Eifion Huws, who runs 140 pedigree Ayrshires at Bodedern, Anglesey, told a Royal Welsh Show press conference that his son was heartbroken that the move was even being considered.
“I can’t see any alternative,” said Mr Huws, a recently elected FUW vice-president.
“The farm-gate price of milk has dropped by 35% since 1996 and 15% in the last five years.
But since 2001, fertiliser costs have risen by around 22%, feed is up 10% and red diesel has increased by some 300%.
“Water and electricity charges are also subject to big increases, and there are the additional costs connected to the huge amounts of time spent form-filling.”
Mr Huws attacked buyers for continuing to cut prices, adding that nobody should be surprised by survey evidence that 14% of producers planned to get out of milk within two years.

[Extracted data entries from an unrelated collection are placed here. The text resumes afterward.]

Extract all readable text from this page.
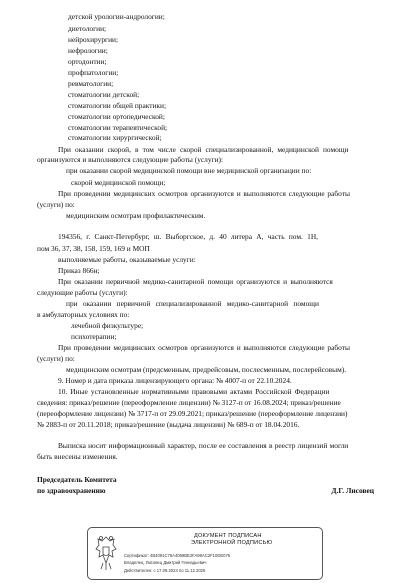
детской урологии-андрологии;
диетологии;
нейрохирургии;
нефрологии;
ортодонтии;
профпатологии;
ревматологии;
стоматологии детской;
стоматологии общей практики;
стоматологии ортопедической;
стоматологии терапевтической;
стоматологии хирургической;
При оказании скорой, в том числе скорой специализированной, медицинской помощи
организуются и выполняются следующие работы (услуги):
при оказании скорой медицинской помощи вне медицинской организации по:
скорой медицинской помощи;
При проведении медицинских осмотров организуются и выполняются следующие работы
(услуги) по:
медицинским осмотрам профилактическим.
194356, г. Санкт-Петербург, ш. Выборгское, д. 40 литера А, часть пом. 1Н,
пом 36, 37, 38, 158, 159, 169 и МОП
выполняемые работы, оказываемые услуги:
Приказ 866н;
При оказании первичной медико-санитарной помощи организуются и выполняются
следующие работы (услуги):
при оказании первичной специализированной медико-санитарной помощи
в амбулаторных условиях по:
лечебной физкультуре;
психотерапии;
При проведении медицинских осмотров организуются и выполняются следующие работы
(услуги) по:
медицинским осмотрам (предсменным, предрейсовым, послесменным, послерейсовым).
9. Номер и дата приказа лицензирующего органа: № 4007-п от 22.10.2024.
10. Иные установленные нормативными правовыми актами Российской Федерации
сведения: приказ/решение (переоформление лицензии) № 3127-п от 16.08.2024; приказ/решение
(переоформление лицензии) № 3717-п от 29.09.2021; приказ/решение (переоформление лицензии)
№ 2883-п от 20.11.2018; приказ/решение (выдача лицензии) № 689-п от 18.04.2016.
Выписка носит информационный характер, после ее составления в реестр лицензий могли
быть внесены изменения.
Председатель Комитета
по здравоохранению	Д.Г. Лисовец
ДОКУМЕНТ ПОДПИСАН
ЭЛЕКТРОННОЙ ПОДПИСЬЮ
Сертификат: 4B4091C76A4069BE2FA98AC2F10DE075
Владелец: Лисовец Дмитрий Геннадьевич
Действителен: с 17.09.2024 по 11.12.2025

“If this happens, it will have a colossal effect on the industry and the environment.
I urge every farmer and consumer to join the FUW in backing the ‘send a postcard to Blair’ campaign initiated by the National Federation of Women’s Institutes”.
Marylyn Haines Evans, chair of the Federations of Wales, agreed that if farmers continued to receive unfair prices, the British dairy industry would be “a thing of the past”.
She hoped that thousands of showgoers would show their support for efforts to persuade the government to make farming a priority to ensure consumers should not have to depend on food imports.
A new watchdog was needed to oversee the industry so that all parties in the food chain received a fair price.
Dai Davies, NFU Cymru president, warned that Welsh milk producers, who contributed 30% of the principality’s farming gross domestic product, were in a state of despair as they buckled under the pressure on the farmgate price of milk and rising input costs.
“If nothing happens to redress the problems by the autumn, we will see the industry evaporating before our eyes,” warned Mr Davies.